Wetlands, which play a crucial role in climate regulation by storing carbon, may have their function compromised by nanoplastics, according to a new study. Research published in Frontiers of Environmental Science & Engineering demonstrates that plastic particles smaller than 100 nanometers can substantially increase emissions of methane and nitrous oxide, two potent greenhouse gases, in plant-soil systems. The findings, available at https://doi.org/10.1007/s11783-025-2066-8, suggest plastic pollution may accelerate climate change through previously overlooked pathways.
Researchers from Tsinghua University and collaborating institutions used controlled wetland simulations planted with reeds to examine how polystyrene nanoplastics affect greenhouse gas production. The study found that nanoplastics increased methane emissions by 20% to nearly 100%, while nitrous oxide emissions approximately doubled under higher concentrations. These effects became more pronounced as plants matured and environmental temperatures rose.
Mechanistic analyses revealed that nanoplastics inhibited plant growth, reduced chlorophyll content, and weakened antioxidant defenses, impairing photosynthesis and stress resistance. Crucially, nanoplastics reduced oxygen release from plant roots, creating more anaerobic conditions in the rhizosphere that favored methane-producing microorganisms and enhanced denitrification processes responsible for nitrous oxide formation.

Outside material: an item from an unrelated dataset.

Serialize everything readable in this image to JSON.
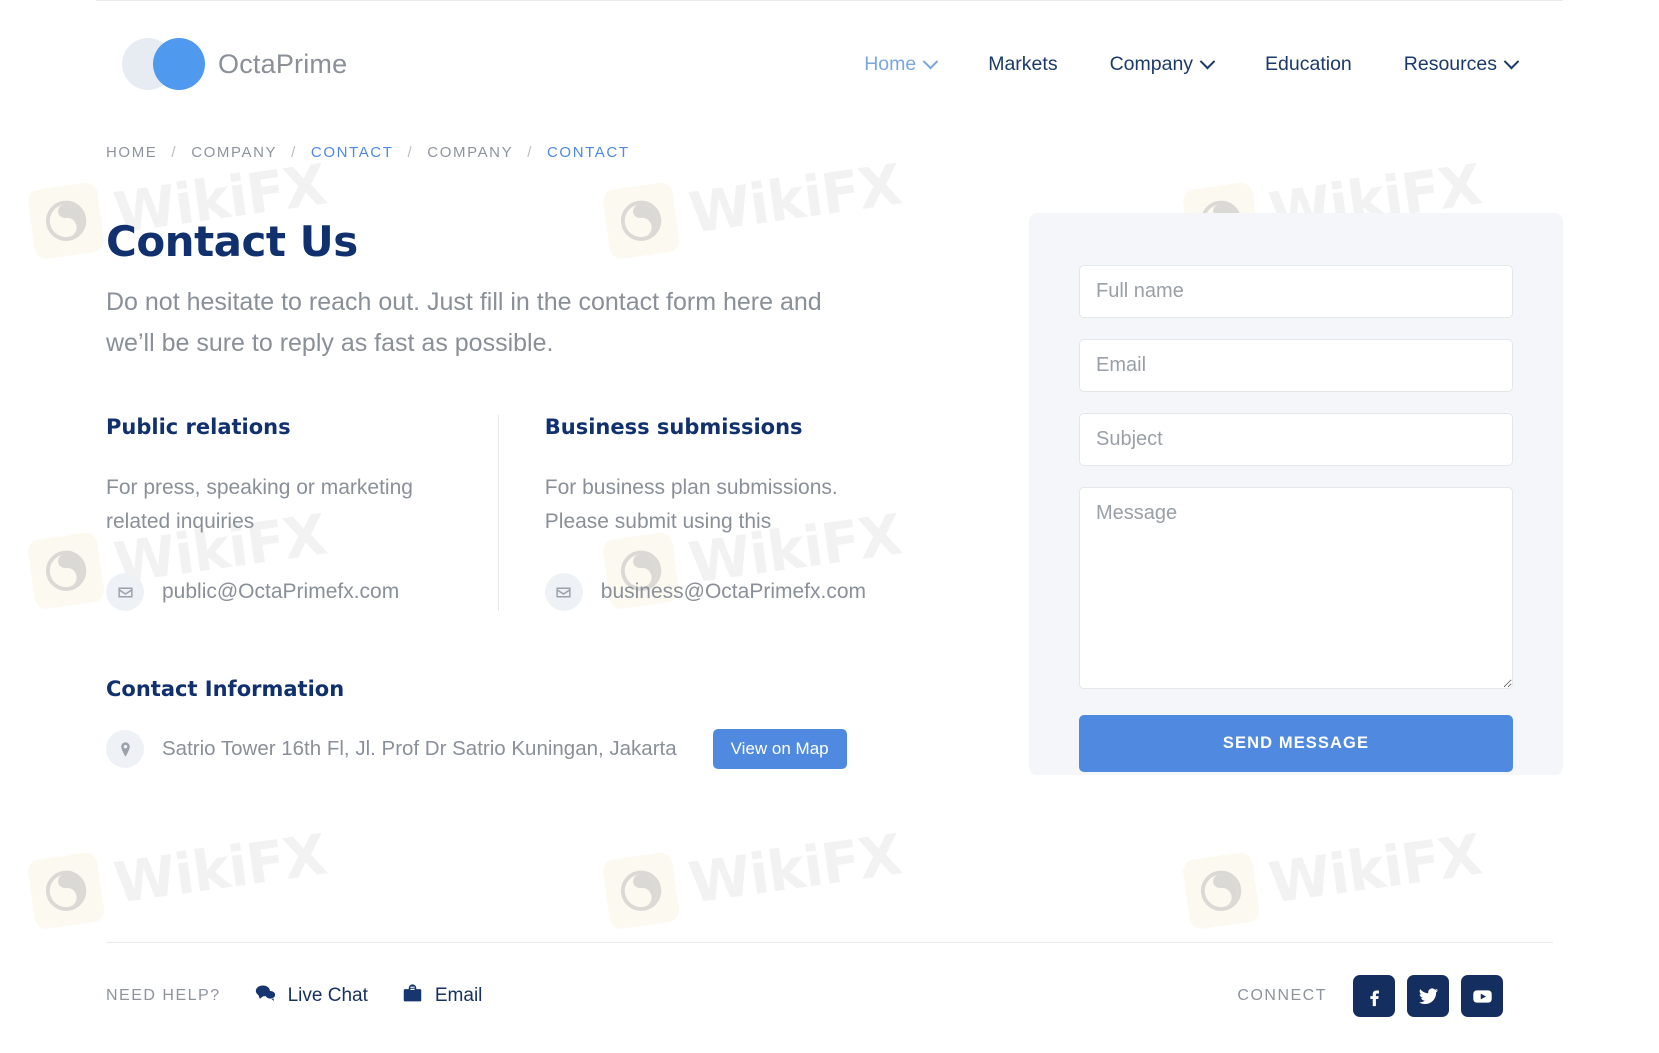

Metagenomic analyses showed increased abundance of genes involved in acetoclastic methanogenesis and denitrification pathways, particularly in rhizosphere soils. Simultaneously, nanoplastics altered root exudate composition, sharply increasing the release of L-phenylalanine—a compound that can be converted into substrates fueling methane production. Although some methane-oxidizing and nitrous oxide–consuming microbes also increased, their activity was insufficient to offset the elevated greenhouse gas generation.
The corresponding author noted that nanoplastics are not just passive contaminants but active regulators of ecosystem processes. By simultaneously impairing plant physiological functions and reshaping microbial communities in the rhizosphere, nanoplastics create conditions that strongly favor greenhouse gas production through multiple interconnected pathways.
The findings suggest that plastic pollution may contribute to climate change in ways not currently accounted for in greenhouse gas models. Wetlands are widely recognized as nature-based solutions for carbon sequestration, yet nanoplastic contamination could undermine their climate-mitigation potential. Incorporating nanoplastics into environmental risk assessments and greenhouse gas inventories may therefore be essential. More broadly, the study underscores the urgency of controlling plastic pollution at its source, as continued accumulation of nanoplastics could amplify greenhouse gas emissions across sensitive ecosystems worldwide.